The combination of Chavez’s political strategy and the plunge in oil is increasing investor concern about the country’s ability to pay its $46 billion of debt. Venezuela, the biggest oil exporter in the Americas, raised government spending to the equivalent of 36 percent of gross domestic product in 2007 from 23 percent in 1998, according to Standard & Poor’s.
Venezuela’s benchmark securities due in 2027 trade at a price that is about half their value of 99.2 cents a year ago.
“It’s an extremely shaky scenario to go long Venezuela bonds, especially with the prospect of oil trading in the low 30s,” Costa said.
In the first 10 months of the year the government had a 48 million bolivar ($22,354) budget deficit, according to the central bank. The budget report, based on information provided by the Finance Ministry, doesn’t include off-budget spending by the government’s National Development Fund or social spending by state oil company Petroleos de Venezuela SA.

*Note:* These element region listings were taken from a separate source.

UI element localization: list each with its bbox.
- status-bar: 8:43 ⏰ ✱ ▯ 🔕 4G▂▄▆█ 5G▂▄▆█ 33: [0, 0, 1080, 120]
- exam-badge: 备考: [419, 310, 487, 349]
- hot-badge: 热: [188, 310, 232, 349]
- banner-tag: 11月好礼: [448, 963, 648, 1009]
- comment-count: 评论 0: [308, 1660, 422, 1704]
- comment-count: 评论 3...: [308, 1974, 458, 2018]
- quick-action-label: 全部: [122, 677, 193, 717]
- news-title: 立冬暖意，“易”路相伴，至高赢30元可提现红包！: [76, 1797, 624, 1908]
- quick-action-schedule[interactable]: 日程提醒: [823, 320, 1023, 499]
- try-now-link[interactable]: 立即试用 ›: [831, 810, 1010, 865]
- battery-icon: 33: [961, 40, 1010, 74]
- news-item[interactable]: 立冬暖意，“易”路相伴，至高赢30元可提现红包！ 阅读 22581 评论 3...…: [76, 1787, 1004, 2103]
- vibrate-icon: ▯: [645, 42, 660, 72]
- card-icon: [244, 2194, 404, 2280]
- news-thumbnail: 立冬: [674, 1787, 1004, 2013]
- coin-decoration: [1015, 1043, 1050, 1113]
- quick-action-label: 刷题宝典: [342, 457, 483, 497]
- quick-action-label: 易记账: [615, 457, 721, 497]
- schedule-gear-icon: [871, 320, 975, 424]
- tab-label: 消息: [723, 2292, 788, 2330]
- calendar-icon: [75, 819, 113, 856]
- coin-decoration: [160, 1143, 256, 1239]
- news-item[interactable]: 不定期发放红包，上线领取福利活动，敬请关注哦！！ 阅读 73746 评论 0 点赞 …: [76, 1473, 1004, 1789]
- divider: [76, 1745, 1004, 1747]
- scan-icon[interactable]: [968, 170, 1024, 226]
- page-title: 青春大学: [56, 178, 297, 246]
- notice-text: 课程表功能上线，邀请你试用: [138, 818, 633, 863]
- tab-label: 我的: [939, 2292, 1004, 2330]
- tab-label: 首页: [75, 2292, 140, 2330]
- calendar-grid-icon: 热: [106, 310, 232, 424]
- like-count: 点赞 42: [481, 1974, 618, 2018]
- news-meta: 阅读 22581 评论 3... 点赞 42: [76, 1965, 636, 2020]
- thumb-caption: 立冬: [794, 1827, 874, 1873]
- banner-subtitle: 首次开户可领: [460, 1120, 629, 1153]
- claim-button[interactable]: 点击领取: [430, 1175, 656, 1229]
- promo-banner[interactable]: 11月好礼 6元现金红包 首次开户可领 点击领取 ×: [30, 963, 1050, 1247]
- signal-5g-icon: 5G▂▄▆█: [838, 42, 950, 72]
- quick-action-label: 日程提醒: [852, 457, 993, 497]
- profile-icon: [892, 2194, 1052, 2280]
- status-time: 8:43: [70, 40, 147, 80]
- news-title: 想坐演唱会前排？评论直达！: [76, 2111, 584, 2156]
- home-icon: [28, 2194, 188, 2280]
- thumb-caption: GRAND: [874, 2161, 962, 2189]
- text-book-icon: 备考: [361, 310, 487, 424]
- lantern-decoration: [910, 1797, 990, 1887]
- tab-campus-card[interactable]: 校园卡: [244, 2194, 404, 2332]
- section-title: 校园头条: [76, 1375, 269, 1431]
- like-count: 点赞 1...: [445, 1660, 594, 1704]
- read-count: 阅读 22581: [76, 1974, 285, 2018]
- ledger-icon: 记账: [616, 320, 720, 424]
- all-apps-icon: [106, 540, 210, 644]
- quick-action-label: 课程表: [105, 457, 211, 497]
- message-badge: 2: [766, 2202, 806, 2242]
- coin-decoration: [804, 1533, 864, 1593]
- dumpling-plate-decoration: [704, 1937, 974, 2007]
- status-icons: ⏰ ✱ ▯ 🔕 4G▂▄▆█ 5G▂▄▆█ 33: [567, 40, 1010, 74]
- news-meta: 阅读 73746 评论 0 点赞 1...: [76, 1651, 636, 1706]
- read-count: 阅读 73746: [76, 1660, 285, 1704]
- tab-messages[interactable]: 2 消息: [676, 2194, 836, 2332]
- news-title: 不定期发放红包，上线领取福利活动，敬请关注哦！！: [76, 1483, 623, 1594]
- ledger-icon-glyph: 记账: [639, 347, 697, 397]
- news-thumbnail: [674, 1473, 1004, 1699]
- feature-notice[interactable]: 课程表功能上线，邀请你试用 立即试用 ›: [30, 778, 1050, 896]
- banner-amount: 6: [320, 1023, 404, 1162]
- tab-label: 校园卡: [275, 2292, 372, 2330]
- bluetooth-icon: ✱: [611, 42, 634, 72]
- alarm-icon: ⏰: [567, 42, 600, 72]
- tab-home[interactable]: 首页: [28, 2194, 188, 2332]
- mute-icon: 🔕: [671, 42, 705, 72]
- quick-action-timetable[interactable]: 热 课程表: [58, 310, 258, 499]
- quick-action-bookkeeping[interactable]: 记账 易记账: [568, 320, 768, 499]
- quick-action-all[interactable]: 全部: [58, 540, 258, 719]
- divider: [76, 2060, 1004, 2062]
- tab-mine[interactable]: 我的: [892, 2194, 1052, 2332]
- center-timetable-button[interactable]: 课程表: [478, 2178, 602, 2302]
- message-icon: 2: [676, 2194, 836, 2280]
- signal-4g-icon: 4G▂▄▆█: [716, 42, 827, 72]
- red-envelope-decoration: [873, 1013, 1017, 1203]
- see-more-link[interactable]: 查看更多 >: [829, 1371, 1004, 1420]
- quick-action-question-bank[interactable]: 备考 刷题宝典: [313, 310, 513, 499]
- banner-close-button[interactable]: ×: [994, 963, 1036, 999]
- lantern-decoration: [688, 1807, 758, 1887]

“Because of the macroeconomic weaknesses, social and political tensions could at any moment disrupt governance and oil shipments,” Benito Berber, an economist at RBS Greenwich Capital Markets, wrote in a report today.
The amendment allows Chavez, a former Army lieutenant colonel, to seek re-election as many times as he wants. The next presidential election is slated for 2012. Chavez, whose began his political career after leading a failed coup attempt in 1992, says he needs to rule beyond 2012 to carry out his “socialist revolution.”
Investors demand 18.05 percentage points more in yield on average to hold Venezuela’s dollar bonds rather than comparable- maturity U.S. Treasuries, according to JPMorgan Chase & Co. That’s more than four times the 4.24 percentage-point average yield spread for Brazil’s dollar bonds. Dollar-denominated bonds sold by Argentina, which defaulted on debt in 2001, carry yields on average 16 percentage points more than Treasuries, JPMorgan data show.
S&P’s Negative Outlook
S&P lowered Venezuela’s debt rating outlook to negative from stable on Dec. 10, saying the referendum will cause Chavez to put off “needed adjustments in economic policies.” S&P rates Venezuela’s foreign debt BB-, three levels below investment grade. Moody’s Investors Service, which rates Venezuela’s debt five levels below investment grade at B2, removed it from review for a rating increase on Jan. 15.
“We don’t expect any rating downgrade out of this,” Costa said.